Power Supply Exception
A Power Supply Exception indicates that voltage and power supply conditions around a system present a potential hazard. The following faults can trigger a Power Supply Exception.
Voltage Out of Range
This fault is reported if the voltage for this device is outside the normal operating range and exceeds the Relative Voltage Threshold. For more information about this threshold, which is contained in the Environment setting, see the "Relative Voltage Threshold" section.
Voltage State Not Normal
This fault is reported if the voltage sensor test point for this device is not in the NORMAL or SHUTDOWN state. The voltage sensor state can be NORMAL, WARNING, CRITICAL, or SHUTDOWN.
Power Supply State Not Normal
This fault is reported if the power supply for this device is not in the NORMAL or SHUTDOWN state. The power supply state can be NORMAL, WARNING, CRITICAL, or SHUTDOWN.
Resource Exception
A Resource Exception indicates that processor and memory faults occurred because a system does not have enough processor or memory resources to process the current traffic load.
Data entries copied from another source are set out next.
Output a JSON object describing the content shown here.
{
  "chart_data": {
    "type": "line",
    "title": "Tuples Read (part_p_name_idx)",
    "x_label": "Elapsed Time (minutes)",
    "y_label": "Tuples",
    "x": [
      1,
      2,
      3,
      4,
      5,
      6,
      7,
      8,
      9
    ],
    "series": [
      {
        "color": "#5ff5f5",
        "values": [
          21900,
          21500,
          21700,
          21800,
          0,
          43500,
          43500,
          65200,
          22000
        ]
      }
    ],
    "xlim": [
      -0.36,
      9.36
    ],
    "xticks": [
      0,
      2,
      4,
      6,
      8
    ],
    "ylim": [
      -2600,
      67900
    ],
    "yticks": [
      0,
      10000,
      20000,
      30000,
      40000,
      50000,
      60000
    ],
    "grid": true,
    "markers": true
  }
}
The following faults can trigger a Resource Exception.
Note
A MIB may not support all of these exceptions, depending on the IOS version the MIB is running on. Refer to Appendix B, "MIBs Polled and SNMP Traps Processed or Passed-Through by DFM."
Excessive Fragmentation
This fault is reported if the system memory is highly fragmented: the fragmentation exceeds the Memory Fragmentation Threshold. For more information about this threshold, which is contained in the Processor and Memory setting, see the "Memory Fragmentation Threshold" section.
High Buffer Miss Rate
This fault is reported if the rate of buffer misses exceeds the Memory Buffer Miss Threshold. Access this event notification in the alarm log to view the percentage breakdown of buffer misses into the types of misses (such as small, medium, big, large, and huge buffer misses). For more information about this threshold, which is contained in the Processor and Memory setting, see the "Memory Buffer Miss Threshold" section.
High Buffer Utilization
This fault is reported if the number of buffers used exceeds the Memory Buffer Utilization Threshold. Access this event notification in the alarm log to view the percentage of small, medium, big, large, and huge buffers used. For more information about this threshold, which is contained in the Processor and Memory setting, see the "Memory Buffer Utilization Threshold" section.
High Utilization
This fault is reported if the processor utilization exceeds the Processor Utilization Threshold. For more information about this threshold, which is contained in the Processor and Memory setting, see the "Processor Utilization Threshold" section.
Insufficient Free Memory
This fault is reported if the system is running out of memory resources and the percentage of free memory falls below the Free Memory Threshold. This fault is also reported if there has been a failure to allocate a buffer due to lack of memory. For more information about this threshold, which is contained in the Processor and Memory setting, see the "Free Memory Threshold" section.
Temperature Exception
A Temperature Exception indicates that the temperature conditions around the device present a potential hazard. The following faults can trigger a Temperature Exception.
Fan State Not Normal
This fault is reported if the fan for this device is not in the NORMAL state. The fan state can be NORMAL, WARNING, or CRITICAL.
Temperature Out of Range
This fault is reported if the temperature for this device is outside the normal operating range and exceeds the Relative Temperature Threshold.
For more information about this threshold, which is contained in the Environment setting, see the "Relative Temperature Threshold" section.
Temperature State Not Normal
This fault is reported if the temperature sensor for this device is reporting abnormal temperature measurements. The temperature sensor state can be NORMAL, WARNING, or CRITICAL.